Auch ich selbst erlebte, wie schwierig es sein kann, nach der Mutterschaft in Teilzeit eine verantwortungsvolle Stelle zu finden. Dies kann man monieren und sich an der Situation aufreiben. Spannender finde ich jedoch den Blick nach vorne: Wie lassen sich diese Herausforderungen meistern? Job- und Topsharing sehe ich als grossartige Möglichkeit, kreativ auf diese Herausforderungen zu reagieren und einen Mehrwert sowohl für Arbeitnehmende als auch Arbeitgebende zu bieten.
Gab es Herausforderungen oder Rückschläge? Wenn ja, wie bist du damit umgegangen?
Karin: Zu Beginn waren es ganz banale Dinge, die herausfordernd waren; z. B. wie erstelle ich eine neue Homepage? Wie schreibe ich einen Blog? Da ich sehr gerne Neues dazu lerne und mich auch nicht scheue, bei Fragen auf andere zuzugehen und sie um Hilfe zu bitten, liessen sich die Herausforderungen jeweils gut meistern. Ab und zu habe ich herzhaft geflucht, wenn technisch wieder mal etwas nicht geklappt hat, aber auch das gehört dazu (lacht). Hinzu kommt noch etwas Weiteres, Entscheidendes; WEshare1 wäre heute nicht da, wo es jetzt ist ohne die zahlreichen Unterstützer:innen und Begleiter:innen. Sei dies mein Partner, der mit mir Topsharing at home lebt, die WEshare1 Botschafter:innen, der Verein PTO, generell mein privates und berufliches Netzwerk und insbesondere auch Stephanie, die WEshare1 seit Janaur 2021 gemeinsam mit mir führt. Ich könnte mir WEshare1 ohne sie nicht mehr vorstellen.

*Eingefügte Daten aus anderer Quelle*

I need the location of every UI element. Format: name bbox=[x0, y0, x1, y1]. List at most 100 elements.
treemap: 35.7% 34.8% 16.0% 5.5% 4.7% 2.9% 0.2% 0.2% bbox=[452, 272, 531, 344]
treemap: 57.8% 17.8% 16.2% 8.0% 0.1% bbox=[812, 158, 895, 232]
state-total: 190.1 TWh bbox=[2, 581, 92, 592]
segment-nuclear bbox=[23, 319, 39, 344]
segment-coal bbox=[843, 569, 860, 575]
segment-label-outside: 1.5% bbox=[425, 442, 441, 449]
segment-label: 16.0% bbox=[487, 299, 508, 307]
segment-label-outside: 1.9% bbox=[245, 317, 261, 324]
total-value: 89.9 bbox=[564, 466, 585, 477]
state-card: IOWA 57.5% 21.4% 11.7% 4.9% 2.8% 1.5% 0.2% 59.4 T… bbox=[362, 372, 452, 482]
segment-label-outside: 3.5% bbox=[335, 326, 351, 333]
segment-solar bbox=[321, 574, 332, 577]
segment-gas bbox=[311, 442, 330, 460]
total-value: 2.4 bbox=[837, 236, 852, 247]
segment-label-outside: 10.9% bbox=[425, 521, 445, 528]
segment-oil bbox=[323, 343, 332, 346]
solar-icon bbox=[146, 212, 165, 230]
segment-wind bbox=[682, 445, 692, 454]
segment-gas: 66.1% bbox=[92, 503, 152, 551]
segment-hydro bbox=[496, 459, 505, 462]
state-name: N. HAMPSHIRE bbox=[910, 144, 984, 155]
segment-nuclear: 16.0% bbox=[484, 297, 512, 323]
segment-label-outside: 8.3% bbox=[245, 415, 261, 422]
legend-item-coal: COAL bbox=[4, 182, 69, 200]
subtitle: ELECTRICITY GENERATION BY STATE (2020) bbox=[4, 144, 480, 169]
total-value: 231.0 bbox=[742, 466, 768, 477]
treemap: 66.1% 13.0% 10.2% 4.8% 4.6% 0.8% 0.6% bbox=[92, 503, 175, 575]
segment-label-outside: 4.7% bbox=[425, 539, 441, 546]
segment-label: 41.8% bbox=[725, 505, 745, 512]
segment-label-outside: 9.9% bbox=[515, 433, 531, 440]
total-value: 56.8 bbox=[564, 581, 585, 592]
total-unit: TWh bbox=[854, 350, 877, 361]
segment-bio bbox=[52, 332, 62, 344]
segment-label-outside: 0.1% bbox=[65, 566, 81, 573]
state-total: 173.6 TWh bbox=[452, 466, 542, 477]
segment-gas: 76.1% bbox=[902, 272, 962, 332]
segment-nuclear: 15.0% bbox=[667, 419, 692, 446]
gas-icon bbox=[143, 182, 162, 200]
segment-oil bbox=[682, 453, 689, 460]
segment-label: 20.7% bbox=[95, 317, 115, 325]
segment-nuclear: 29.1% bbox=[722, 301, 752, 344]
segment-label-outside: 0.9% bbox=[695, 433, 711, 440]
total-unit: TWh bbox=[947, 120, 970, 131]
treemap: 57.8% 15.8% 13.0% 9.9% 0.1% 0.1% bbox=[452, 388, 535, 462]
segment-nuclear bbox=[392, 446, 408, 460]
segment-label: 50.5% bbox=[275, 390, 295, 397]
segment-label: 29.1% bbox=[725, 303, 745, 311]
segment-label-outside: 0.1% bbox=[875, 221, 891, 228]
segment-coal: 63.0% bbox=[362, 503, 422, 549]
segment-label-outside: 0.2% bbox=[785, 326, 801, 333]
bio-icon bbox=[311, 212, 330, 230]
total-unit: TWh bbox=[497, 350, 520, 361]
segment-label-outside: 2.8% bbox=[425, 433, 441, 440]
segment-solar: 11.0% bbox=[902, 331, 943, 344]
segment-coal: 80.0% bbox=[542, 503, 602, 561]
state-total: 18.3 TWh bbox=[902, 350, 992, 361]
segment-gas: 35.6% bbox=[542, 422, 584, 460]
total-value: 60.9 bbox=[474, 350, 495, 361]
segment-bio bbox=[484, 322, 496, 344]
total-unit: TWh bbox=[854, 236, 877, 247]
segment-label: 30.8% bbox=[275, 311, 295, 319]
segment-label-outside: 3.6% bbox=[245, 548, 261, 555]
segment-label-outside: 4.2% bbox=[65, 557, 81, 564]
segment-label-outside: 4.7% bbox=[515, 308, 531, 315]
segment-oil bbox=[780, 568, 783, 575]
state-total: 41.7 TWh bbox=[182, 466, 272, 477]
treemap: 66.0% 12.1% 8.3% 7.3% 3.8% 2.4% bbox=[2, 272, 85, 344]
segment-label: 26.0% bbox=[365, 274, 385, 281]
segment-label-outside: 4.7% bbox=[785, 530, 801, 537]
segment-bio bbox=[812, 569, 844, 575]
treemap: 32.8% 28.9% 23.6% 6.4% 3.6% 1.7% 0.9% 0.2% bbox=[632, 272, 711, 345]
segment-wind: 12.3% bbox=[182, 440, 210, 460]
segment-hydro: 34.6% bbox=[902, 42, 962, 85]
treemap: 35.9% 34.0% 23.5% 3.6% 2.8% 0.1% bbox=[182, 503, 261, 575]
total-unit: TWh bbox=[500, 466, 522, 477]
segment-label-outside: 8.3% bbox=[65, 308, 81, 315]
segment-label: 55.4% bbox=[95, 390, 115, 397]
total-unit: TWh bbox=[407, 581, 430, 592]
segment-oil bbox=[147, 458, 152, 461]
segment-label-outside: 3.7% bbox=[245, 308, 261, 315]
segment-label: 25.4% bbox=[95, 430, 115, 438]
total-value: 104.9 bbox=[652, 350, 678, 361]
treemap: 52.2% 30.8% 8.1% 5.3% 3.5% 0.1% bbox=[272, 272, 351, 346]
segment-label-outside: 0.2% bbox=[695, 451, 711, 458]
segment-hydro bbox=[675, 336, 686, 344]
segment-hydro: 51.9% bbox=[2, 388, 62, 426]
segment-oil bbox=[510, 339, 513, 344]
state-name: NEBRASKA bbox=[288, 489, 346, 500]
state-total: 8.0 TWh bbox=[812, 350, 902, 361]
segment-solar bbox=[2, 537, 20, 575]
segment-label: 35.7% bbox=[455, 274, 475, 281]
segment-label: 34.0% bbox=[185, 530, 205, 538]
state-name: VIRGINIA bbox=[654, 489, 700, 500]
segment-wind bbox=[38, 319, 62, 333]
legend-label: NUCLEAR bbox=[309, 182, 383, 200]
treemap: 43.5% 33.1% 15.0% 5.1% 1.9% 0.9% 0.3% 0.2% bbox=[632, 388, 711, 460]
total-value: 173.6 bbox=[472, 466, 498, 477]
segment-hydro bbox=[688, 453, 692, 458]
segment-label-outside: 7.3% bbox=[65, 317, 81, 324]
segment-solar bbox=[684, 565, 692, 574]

Stephanie, was hat dich dazu bewogen, als Co-Leiterin bei WEshare1 einzusteigen?
Stephanie: Ich bin in meiner täglichen Arbeit stark mit Arbeitsmarktfragen konfrontiert. Sei dies die Geschlechterverteilung auf GL-Stufe, Fragen zu Vereinbarkeit von Führungsposition und Familienarbeit, Fachkräftemangel oder Profildefinitionen für offene Stellen, die so breit gefasst sind, dass eine Person diese alleine gar nicht erfüllen kann. So konnte ich in den letzten Jahren die Rekrutierung verschiedener Co-Leitungen begleiten. Die dabei erfahrene positive Resonanz ist eine grosse Motivation für mich, diese Erfahrung und das Wissen über die Rekrutierung im Topsharing zu teilen und viele Unternehmen und Arbeitnehmende zu inspirieren, dieses Arbeitsmodell auszuprobieren. Gleichzeitig verspürte ich grosse Lust, nicht nur andere auf dem Weg in die Co-Leitung zu begleiten, sondern auch selbst im Topsharing tätig zu sein und eigene Erfahrung zu sammeln. Kurz gesagt: walk the talk.

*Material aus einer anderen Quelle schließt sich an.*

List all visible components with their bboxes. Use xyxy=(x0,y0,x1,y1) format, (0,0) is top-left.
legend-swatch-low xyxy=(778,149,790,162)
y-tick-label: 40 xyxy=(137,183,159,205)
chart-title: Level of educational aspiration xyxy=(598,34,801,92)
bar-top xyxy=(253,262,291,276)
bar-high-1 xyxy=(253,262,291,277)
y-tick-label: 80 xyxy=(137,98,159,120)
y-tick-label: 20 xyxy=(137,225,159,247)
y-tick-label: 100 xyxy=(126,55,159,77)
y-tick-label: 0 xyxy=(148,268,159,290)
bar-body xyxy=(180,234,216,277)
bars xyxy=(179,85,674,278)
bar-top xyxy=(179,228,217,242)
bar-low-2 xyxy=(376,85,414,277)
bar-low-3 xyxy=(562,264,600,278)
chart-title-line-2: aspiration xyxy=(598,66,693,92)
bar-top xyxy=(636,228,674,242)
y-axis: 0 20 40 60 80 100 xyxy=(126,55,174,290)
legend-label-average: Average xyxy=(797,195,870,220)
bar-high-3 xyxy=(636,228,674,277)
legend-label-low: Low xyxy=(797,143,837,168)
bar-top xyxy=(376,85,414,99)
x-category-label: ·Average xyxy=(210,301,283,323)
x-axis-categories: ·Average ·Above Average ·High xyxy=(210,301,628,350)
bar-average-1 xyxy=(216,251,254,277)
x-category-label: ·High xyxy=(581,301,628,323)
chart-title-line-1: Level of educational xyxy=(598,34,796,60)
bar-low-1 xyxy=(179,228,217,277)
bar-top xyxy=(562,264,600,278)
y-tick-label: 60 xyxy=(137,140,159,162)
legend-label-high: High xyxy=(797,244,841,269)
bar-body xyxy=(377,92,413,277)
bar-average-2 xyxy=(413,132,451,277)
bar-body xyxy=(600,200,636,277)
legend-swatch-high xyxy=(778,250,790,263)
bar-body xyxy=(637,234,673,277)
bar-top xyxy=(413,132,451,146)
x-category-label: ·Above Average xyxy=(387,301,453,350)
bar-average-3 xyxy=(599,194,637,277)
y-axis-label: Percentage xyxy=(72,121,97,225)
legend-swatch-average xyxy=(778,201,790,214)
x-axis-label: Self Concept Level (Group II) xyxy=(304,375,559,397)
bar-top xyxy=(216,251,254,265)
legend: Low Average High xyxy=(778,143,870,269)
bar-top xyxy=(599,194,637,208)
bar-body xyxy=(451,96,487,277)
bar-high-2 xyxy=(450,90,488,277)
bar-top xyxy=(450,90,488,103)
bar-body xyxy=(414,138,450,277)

Neben eurer Rolle bei WEshare1 geht ihr beide noch einer weiteren Erwerbstätigkeit nach, verfolgt somit eine Slash Karriere. Das Thema habt Ihr kürzlich auch in einem eurer Newsletter aufgegriffen. Was sind aus eurer Sicht die Vorteile von zwei parallelen Karrieren?
Karin: Zum einen sind die Bereiche bei mir sehr nahe beieinander; im HR habe ich oft Themen, die auch im Job- und Topsharing von Relevanz sind. So kann ich z.B. gut nachvollziehen, welche Herausforderungen im Rekrutierungsprozess oder in der Implementierung dieses Arbeitsmodells im Unternehmen anstehen, da ich selbst ja quasi «mittendrin» bin bzw. in diesen Feldern schon einiges an Erfahrung gesammelt habe. Andererseits erlebe ich den ähnlichen Effekt wie beim Wechsel zwischen Beruf und Familie: eine Situation im beruflichen Kontext kann unlösbar oder sehr belastend erscheinen. Bin ich dann jedoch gezwungen, den Kontext zu wechseln, schafft dies automatisch eine Distanz. Dies wirkt nicht nur entlastend, sondern bietet auch Raum für neue, kreative Lösungsansätze.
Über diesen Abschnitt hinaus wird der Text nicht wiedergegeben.